自民党は20日、総裁再選不出馬を表明した岸田文雄首相の後任を選ぶ総裁選を9月12日告示─27日投開票で行うことを決めた。日程上、同月末の国連の未来サミットや総会を事実上無視し新首相を送り込む可能性は消滅。日本の新リーダーをアピールする機会を放棄した格好だ。
神奈川では河野太郎デジタル相(衆院神奈川15区)が出馬方針を固め、小泉進次郎元環境相(11区)の出馬が取り沙汰されるが、神奈川県内関係者からは「世界からの目を意識しない決定だ」(ベテラン党員)との批判や疑問の声が上がった。
9月22日から始まる未来サミットは2020年の国連創設75周年にあたり開催が提唱された。

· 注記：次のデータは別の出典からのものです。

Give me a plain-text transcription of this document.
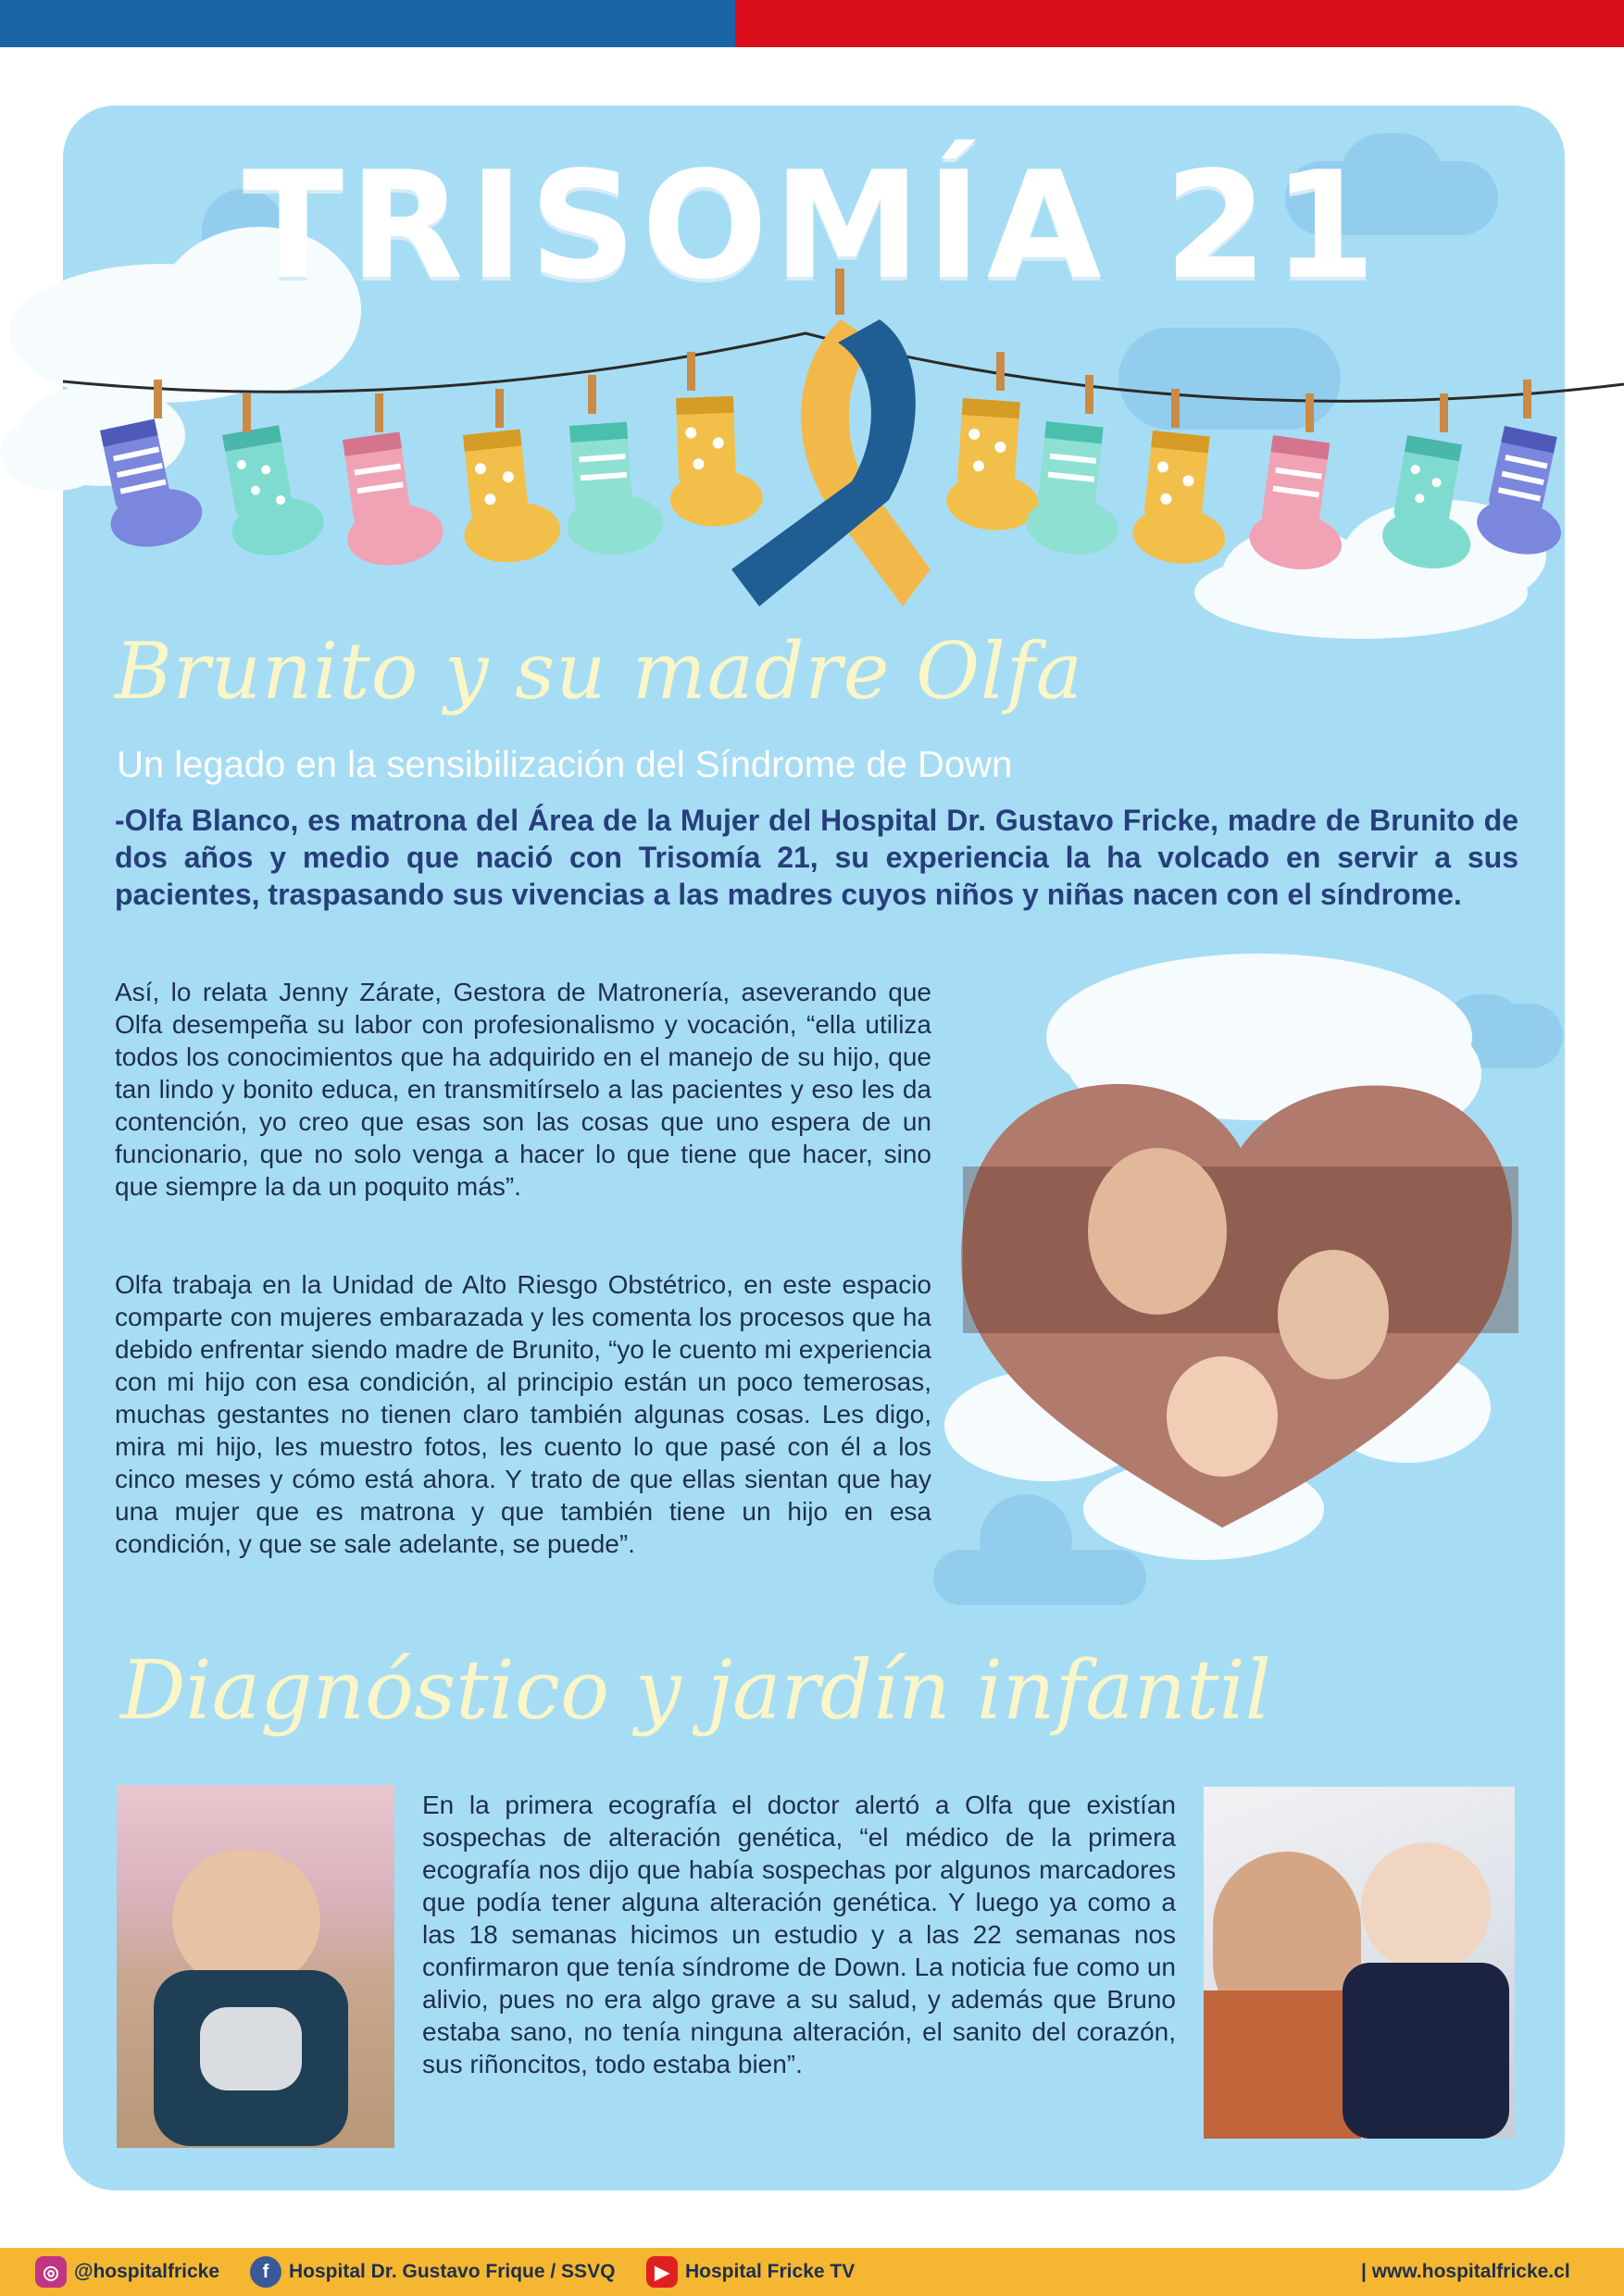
TRISOMÍA 21
Brunito y su madre Olfa
Un legado en la sensibilización del Síndrome de Down

-Olfa Blanco, es matrona del Área de la Mujer del Hospital Dr. Gustavo Fricke, madre de Brunito de dos años y medio que nació con Trisomía 21, su experiencia la ha volcado en servir a sus pacientes, traspasando sus vivencias a las madres cuyos niños y niñas nacen con el síndrome.

Así, lo relata Jenny Zárate, Gestora de Matronería, aseverando que Olfa desempeña su labor con profesionalismo y vocación, “ella utiliza todos los conocimientos que ha adquirido en el manejo de su hijo, que tan lindo y bonito educa, en transmitírselo a las pacientes y eso les da contención, yo creo que esas son las cosas que uno espera de un funcionario, que no solo venga a hacer lo que tiene que hacer, sino que siempre la da un poquito más”.

Olfa trabaja en la Unidad de Alto Riesgo Obstétrico, en este espacio comparte con mujeres embarazada y les comenta los procesos que ha debido enfrentar siendo madre de Brunito, “yo le cuento mi experiencia con mi hijo con esa condición, al principio están un poco temerosas, muchas gestantes no tienen claro también algunas cosas. Les digo, mira mi hijo, les muestro fotos, les cuento lo que pasé con él a los cinco meses y cómo está ahora. Y trato de que ellas sientan que hay una mujer que es matrona y que también tiene un hijo en esa condición, y que se sale adelante, se puede”.

Diagnóstico y jardín infantil

En la primera ecografía el doctor alertó a Olfa que existían sospechas de alteración genética, “el médico de la primera ecografía nos dijo que había sospechas por algunos marcadores que podía tener alguna alteración genética. Y luego ya como a las 18 semanas hicimos un estudio y a las 22 semanas nos confirmaron que tenía síndrome de Down. La noticia fue como un alivio, pues no era algo grave a su salud, y además que Bruno estaba sano, no tenía ninguna alteración, el sanito del corazón, sus riñoncitos, todo estaba bien”.

◎ @hospitalfricke	f	Hospital Dr. Gustavo Frique / SSVQ	▶ Hospital Fricke TV	| www.hospitalfricke.cl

「グローバル・ガバナンスの強化」を目標とした「一世代に一度の機会」との位置付けで45年に迎える100周年に向け、SDGs(持続可能な開発目標)に続く環境保護施策の立案などを各国首脳が行う。総会の一般討論演説は24日から始まる予定だ。投開票が27日となったことで新総裁の参加は不可能となった一方、岸田首相が現職の立場で出席できる形となっている。
永田町には「岸田総理の外交総括の場となる。総理経験者としての今後の活躍につながる」(自民幹部)との前向きな見方がある一方、野党からは「まるで岸田総理の卒業旅行で『国連軽視』との国際的な批判を招く」(立憲民主党議員)との指摘も出ている。
岸田首相の党総裁任期は9月30日まで。総裁公選規程では「議員投票は総裁の任期満了前10日以内に行う」と定めていることから「同月20日から29日までの間」の投開票日設定が既定路線とされてきた。
党関係者によると、このままでは新首相を国連行事に参加させることが困難なことから、8月末にも政治刷新全国車座対話を総括する両院議員総会を持ち、その中で公選日程前倒しを確認する構想が一部で検討されたという。しかし「国連総会とかぶっても総裁選日程は変わらない」(茂木敏充幹事長)などの意見が大勢で執行部レベルの議論とはならなかったとされる。